Falou-me do Uruguai, do silêncio e do medo:
– Está tudo tão sujo. Está tão sujo tudo.
Falou-me da morte:
– Vou me reencarnar num carrapicho. Ou em um neto ou bisneto seu vou aparecer.
– Mas, ô velha – falei. – Se a senhora vai viver duzentos anos. Não me fale da morte, que a senhora ainda vai durar muito.
– Não seja perverso – respondeu.
Disse que estava cansada de seu corpo.
– Volta e meia eu falo para ele, para meu corpo: “Não te suporto”. E ele responde: “Eu tampouco”.

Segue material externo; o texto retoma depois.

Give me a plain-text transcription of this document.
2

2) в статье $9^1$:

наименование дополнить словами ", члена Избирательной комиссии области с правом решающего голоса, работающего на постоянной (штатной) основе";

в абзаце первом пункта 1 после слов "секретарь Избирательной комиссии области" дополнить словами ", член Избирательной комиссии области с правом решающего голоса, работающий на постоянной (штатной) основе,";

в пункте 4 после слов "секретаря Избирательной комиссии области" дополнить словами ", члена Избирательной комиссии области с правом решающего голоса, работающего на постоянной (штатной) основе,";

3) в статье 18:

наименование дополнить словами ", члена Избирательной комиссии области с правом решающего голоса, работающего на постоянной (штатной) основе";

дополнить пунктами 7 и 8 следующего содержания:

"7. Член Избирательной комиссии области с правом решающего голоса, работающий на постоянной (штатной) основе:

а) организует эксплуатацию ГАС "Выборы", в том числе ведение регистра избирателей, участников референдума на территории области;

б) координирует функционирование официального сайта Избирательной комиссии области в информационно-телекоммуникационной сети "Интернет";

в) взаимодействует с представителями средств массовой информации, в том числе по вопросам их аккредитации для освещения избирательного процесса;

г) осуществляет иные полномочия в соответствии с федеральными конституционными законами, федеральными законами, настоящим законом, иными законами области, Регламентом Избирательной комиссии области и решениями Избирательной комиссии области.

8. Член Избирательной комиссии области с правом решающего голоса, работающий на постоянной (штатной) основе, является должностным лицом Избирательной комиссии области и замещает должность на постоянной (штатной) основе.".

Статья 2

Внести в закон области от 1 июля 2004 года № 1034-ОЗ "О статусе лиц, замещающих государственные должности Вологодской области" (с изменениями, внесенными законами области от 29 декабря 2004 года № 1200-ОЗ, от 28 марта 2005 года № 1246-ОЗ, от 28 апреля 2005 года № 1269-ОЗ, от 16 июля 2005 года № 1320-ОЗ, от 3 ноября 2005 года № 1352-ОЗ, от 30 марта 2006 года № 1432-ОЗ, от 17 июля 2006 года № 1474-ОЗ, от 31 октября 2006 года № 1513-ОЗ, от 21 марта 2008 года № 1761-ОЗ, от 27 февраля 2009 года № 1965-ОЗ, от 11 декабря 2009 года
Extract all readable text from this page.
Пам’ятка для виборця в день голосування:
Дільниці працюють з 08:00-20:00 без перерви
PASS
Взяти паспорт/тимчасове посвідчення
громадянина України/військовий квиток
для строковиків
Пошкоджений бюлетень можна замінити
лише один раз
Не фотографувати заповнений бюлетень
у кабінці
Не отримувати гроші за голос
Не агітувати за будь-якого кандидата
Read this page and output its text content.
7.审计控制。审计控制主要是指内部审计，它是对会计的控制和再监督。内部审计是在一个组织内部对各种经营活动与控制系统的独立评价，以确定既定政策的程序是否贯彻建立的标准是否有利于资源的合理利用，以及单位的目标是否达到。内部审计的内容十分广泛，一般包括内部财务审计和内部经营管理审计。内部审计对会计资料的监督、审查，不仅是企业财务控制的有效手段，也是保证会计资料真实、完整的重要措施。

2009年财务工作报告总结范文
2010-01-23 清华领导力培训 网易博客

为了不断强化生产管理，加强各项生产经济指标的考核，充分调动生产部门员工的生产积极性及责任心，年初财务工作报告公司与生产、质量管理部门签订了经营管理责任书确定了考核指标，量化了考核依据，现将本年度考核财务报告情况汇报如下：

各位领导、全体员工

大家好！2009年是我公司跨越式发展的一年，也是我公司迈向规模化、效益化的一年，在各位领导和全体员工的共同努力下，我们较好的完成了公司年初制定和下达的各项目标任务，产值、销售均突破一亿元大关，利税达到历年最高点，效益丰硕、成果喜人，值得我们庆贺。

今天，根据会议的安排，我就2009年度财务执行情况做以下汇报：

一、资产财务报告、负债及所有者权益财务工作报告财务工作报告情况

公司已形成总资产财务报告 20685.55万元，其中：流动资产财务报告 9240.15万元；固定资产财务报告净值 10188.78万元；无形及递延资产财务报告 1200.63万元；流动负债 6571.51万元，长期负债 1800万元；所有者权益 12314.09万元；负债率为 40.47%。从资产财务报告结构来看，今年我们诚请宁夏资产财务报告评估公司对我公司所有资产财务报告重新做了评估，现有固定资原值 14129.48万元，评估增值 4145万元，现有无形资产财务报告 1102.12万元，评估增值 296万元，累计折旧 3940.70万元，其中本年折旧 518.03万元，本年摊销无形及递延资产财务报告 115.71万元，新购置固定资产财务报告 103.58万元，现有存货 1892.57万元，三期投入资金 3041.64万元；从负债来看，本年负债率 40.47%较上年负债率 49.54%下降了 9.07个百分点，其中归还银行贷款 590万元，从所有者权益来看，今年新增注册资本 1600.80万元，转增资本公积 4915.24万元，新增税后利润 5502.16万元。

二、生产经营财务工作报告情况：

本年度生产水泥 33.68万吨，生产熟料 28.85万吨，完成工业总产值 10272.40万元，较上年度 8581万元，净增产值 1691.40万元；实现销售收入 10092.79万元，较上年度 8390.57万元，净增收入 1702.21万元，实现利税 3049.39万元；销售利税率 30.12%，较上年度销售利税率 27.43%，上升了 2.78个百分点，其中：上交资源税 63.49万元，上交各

– Olha – disse ela, e esticou a pele do braço.
Falou da viagem:
– Lembra quando a febre estava te matando, na Venezuela, e eu passei a noite chorando, em Montevidéu, sem saber por quê? Na semana passada, disse para Emma: “Eduardo não está tranquilo”. E vim. E agora também acho que você não está tranquilo.
2
Vovó ficou uns dias e voltou para Montevidéu.
Depois escrevi uma carta para ela. Escrevi que não cuidasse, que não se chateasse, que não se cansasse. Disse que eu sei direitinho de onde veio o barro com que me fizeram.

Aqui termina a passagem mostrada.